Backwards Elimination Algorithm


One type of heuristic feature selection technique that is often used is was we call a backwards elimination algorithm.

We can use this type of algorithm to help us select a good combination of explanatory variables to include in a model that optimizes some metric that we are interested in. For instance, we use the algorithm below in attempt to find the model that maximizes the adjusted R^2. However you can use this same algorithm templete to select a model that optimizes some other metric as well.

Backwards Elimination - Attempting to Maximize the Adjusted R^2

Goal: Attempt to find the model with the highest Adjusted R^2

Steps:

  1. Fit a “current model” and find the adjusted R^2 of this model.

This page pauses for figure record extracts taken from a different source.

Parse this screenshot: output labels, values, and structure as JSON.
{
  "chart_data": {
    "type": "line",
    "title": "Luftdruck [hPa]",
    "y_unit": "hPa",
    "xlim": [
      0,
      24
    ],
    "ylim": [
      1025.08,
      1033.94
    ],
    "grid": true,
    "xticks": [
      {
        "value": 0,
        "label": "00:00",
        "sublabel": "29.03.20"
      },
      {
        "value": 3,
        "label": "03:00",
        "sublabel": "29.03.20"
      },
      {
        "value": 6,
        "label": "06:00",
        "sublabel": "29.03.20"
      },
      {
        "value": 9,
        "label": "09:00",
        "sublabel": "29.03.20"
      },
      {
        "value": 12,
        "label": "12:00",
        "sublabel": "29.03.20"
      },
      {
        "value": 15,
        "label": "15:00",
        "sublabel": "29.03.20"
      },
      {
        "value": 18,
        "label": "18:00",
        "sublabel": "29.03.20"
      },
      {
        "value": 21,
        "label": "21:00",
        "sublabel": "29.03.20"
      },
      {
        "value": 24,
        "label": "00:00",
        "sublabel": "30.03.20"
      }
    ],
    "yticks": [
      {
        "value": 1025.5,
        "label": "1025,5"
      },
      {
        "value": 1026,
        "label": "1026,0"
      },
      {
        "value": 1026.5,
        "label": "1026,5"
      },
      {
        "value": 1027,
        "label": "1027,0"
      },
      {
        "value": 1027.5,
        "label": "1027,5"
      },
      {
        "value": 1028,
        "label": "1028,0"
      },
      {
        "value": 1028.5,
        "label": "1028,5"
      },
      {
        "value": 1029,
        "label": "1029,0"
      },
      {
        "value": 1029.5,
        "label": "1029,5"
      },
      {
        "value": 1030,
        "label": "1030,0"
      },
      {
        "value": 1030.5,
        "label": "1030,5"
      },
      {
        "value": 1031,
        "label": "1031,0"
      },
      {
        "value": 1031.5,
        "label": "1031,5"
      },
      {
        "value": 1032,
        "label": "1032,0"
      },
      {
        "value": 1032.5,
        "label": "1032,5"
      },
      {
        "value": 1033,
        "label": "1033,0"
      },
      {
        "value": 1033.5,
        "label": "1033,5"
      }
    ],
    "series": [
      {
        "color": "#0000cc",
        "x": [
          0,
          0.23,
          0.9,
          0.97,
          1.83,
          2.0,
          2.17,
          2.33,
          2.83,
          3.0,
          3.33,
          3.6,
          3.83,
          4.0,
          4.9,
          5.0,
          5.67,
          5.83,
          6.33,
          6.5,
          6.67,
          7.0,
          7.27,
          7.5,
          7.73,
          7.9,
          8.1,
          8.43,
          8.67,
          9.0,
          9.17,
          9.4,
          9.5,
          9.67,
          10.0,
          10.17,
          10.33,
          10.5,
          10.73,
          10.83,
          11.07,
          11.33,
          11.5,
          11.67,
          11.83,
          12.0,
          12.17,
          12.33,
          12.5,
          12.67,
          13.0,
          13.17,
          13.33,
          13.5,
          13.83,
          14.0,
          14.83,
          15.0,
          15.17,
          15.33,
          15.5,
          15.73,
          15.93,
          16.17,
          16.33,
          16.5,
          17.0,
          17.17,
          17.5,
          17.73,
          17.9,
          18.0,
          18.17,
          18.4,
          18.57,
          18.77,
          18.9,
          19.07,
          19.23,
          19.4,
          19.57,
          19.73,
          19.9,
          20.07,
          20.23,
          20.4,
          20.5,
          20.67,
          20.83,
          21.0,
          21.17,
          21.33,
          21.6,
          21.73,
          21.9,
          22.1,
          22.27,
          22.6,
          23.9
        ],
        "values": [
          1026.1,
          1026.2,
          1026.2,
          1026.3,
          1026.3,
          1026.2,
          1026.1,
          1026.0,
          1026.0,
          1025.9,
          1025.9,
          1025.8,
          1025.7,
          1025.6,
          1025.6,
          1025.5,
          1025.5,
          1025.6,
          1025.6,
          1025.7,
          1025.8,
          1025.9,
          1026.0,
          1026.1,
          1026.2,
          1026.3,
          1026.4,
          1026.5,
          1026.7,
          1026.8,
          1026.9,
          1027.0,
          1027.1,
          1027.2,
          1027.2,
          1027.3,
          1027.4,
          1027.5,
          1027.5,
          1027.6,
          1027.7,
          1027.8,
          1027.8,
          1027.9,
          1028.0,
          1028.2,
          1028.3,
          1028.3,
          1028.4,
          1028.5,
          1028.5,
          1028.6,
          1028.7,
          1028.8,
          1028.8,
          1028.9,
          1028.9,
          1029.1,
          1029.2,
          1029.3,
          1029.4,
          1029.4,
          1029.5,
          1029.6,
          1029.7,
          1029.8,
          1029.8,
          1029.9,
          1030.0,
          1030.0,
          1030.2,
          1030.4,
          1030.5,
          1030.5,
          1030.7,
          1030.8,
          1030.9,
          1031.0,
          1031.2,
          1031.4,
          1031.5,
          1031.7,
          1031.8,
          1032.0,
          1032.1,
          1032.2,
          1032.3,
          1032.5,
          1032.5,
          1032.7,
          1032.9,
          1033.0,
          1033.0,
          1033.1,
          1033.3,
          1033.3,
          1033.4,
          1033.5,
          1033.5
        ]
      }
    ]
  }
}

    In the beginning, your “current model” should include all possible explanatory variables you are considering.

  2. For each explanatory variable in your “current model” do the following:

    • Fit a “test model”. Your “test model” should be every explanatory variable in the “current model” except for the explanatory variable you are considering.
    • Find the adjusted R^2 of this “test model”.
  3. If NONE of the “test models” from step (2) had a adjusted R^2 that was higher than the adjusted R^2 for the “current model”, then STOP THE ALGORITHM, and return the “current model” as your “final model”.

  4. Otherwise, choose the “test model” from step (2) that had the highest adjusted R^2, and set your new “current model” to be this “test model”. Then go back to step (2).

Using a Backwards Elimination Algorithm

So let's use a backwards elimination algorithm to try to find the linear regression model (not including interaction terms) that has the highest adjusted R^2 when it comes to predicting Airbnb price using some subset of the following 5 explanatory variables.

  1. neighborhood
  2. room_type
  3. accommodates
  4. bedrooms
  5. beds

Iteration 1

1.1 Fit the Current Model

Let's fit the current model using all 5 possible explanatory variables and find the adjusted R^2.

current_model = smf.ols(formula='price~neighborhood+room_type+accommodates+bedrooms+beds', data=df_train).fit()
current_model.rsquared_adj

0.4457419680875391

1.2. Try out 5 Test Models

Next, one at a time, let's remove each of our 5 explanatory variables that exist in the current model and find the adjusted R^2 values of each of the 5 resulting test models.

#Removes neighborhood
test_model = smf.ols(formula='price~room_type+accommodates+bedrooms+beds', data=df_train).fit()
test_model.rsquared_adj

0.4119667314108315

#Removes room_type
test_model = smf.ols(formula='price~neighborhood+accommodates+bedrooms+beds', data=df_train).fit()
test_model.rsquared_adj

0.4456106185105141

#Removes accommodates
test_model = smf.ols(formula='price~neighborhood+room_type+bedrooms+beds', data=df_train).fit()
test_model.rsquared_adj

0.44285244711769367

#Removes bedrooms
test_model = smf.ols(formula='price~neighborhood+room_type+accommodates+beds', data=df_train).fit()
test_model.rsquared_adj

0.4018417742349216

#Removes beds
test_model = smf.ols(formula='price~neighborhood+room_type+accommodates+bedrooms', data=df_train).fit()
test_model.rsquared_adj

0.4439519996127528

1.3. Stopping the Algorithm

Interestingly enough, this is where our algorithm stops! We don't need to go through any more iterations. Because none of the test model adjusted R^2 values are better (ie. higher) than that of the current model (0.4457), the algorithm stops and returns the current model which includes ALL 5 possible explanatory variables.

final_model = smf.ols(formula='price~neighborhood+room_type+accommodates+bedrooms+beds', data=df_train).fit()
final_model.rsquared_adj

0.4457419680875391

Algorithm Conclusion

Hence, the model with the highest adjusted R^2 according found by the backwards elimination algorithm is the full model. Remember, however, that this does not guarantee that this final model necessarily yields the highest adjusted R^2 out of all possible $2^5$ linear regression models.